Bu bahsettiğim konu ile ilgili başımdan geçen bir olayı paylaşmak istiyorum. Bir gün Ortaköy'de arkadaşlarla gezerken bir köşede Hint kınası ile dövme yapan orta yaşlı bir kadın gördüm. Ben de kendi çapımda dövme desenlerine benzer değişik çizimler yaparım. Lise yıllarında arkadaşlarımın kollarına tükenmez kalem ile çok kez bir şeyler çizmişimdir. Duyduğum kadarıyla Hint kınası ile yapılan dövmeler yaklaşık 1 ay kalıyormuş. Ben de Hint kınasının nerde satıldığını bilmediğim için o kadına yaklaşıp sormak istedim. Sormaz olaydım. “Git! İşim gücüm var! Beni meşgul etme! Ben şimdi seninle neden zaman harcayayım? Sana neden Hint kınasının nerede satıldığını söyleyeyim?” arka arkaya saydı da saydı... Ben de hiç sinirimi belli etmeden. “Peki. Tamam. Kolay gelsin o zaman.” dedim ve uzaklaştım. Ben oradan uzaklaşırken bile o hala homurdanmaya devam ediyordu.
Kendi kendime düşündüm. Bu kişi o kadar meşgul olduğunu söylemek için o kadar cümle sarf etmek yerine, örneğin; “Mısır Çarşısı’nda bulabilirsin” diyebilirdi pekâlâ. Ben de teşekkür ederdim ve biterdi muhabbet. Söylemek istemiyorsa da, “Meslek sırrıdır, söylemek istemiyorum.” da diyebilirdi. Ama sanki onun bütün müşterilerini onun elinden almayı kafasına koyan biriymişim gibi panik tavır göstermesi de gerçekten acı bir durumdu. Sanki Hint kınasının nerede satıldığını bana söylerse kendisi işsiz kalacak.
Bu zihniyet iş yaşamında da çok kez kendini gösterir. İşe yeni başlayan birisi işini daha güzel yapmak için eski çalışanlardan bilgi almak istediğinde de çoğu zaman bu bilgiyi alamaz. Bu zihniyete sahip kişiler, o mesleği yeni kişilere öğretirlerse ilerde kendileri için tehlikeli olacağını düşünürler. Kendileri yeterli performansı gösteremedikleri için bir türlü yükselemezken, bu yeni yetme enerjik kişilerin işi öğrenir öğrenmez yükselmeleri gibi bir durum söz konusu olacağını bilirler çünkü.

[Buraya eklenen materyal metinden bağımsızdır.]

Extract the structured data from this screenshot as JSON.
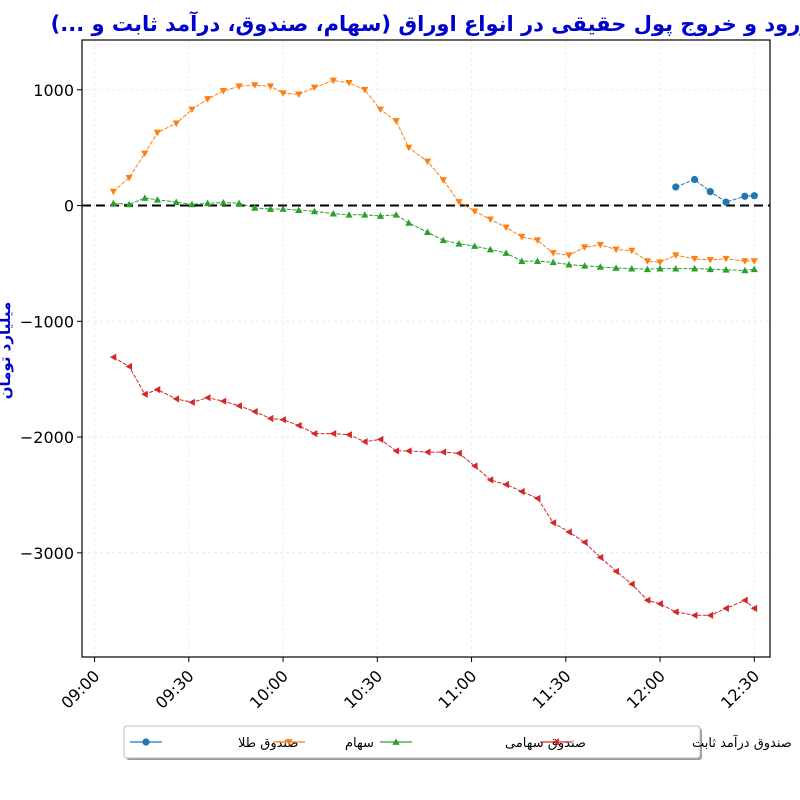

Bu bilgi bencilliğini yapan insanların; ahlaken çok eksiklerinin olduğu kanısındayım. Ben de İngilizce derslerimi websitem aracılığı ile tüm insanlarla paylaşıyorum. Bu şekilde belki de insanlar benden özel ders almak yerine o videolardan faydalanmayı yeterli bulacaklar. Bu bağlamda benim yaptığım mantıksız bir davranış mı oluyor?
Her hal–u karda, kendi adıma şunu söylemeliyim ki, ben bilgimi paylaşmadığım zaman vicdan azabı çekerim. Şuan bu yazımı okuyup da saçma bulan insanların olma ihtimaline rağmen ben gene de yazmaktan ve paylaşmaktan vazgeçmiyorum. Çünkü çok iyi bilirim ki, ortaya ne ürün koyarsanız koyun, mutlaka %50’si beğenir ve diğer %50'si de beğenmez.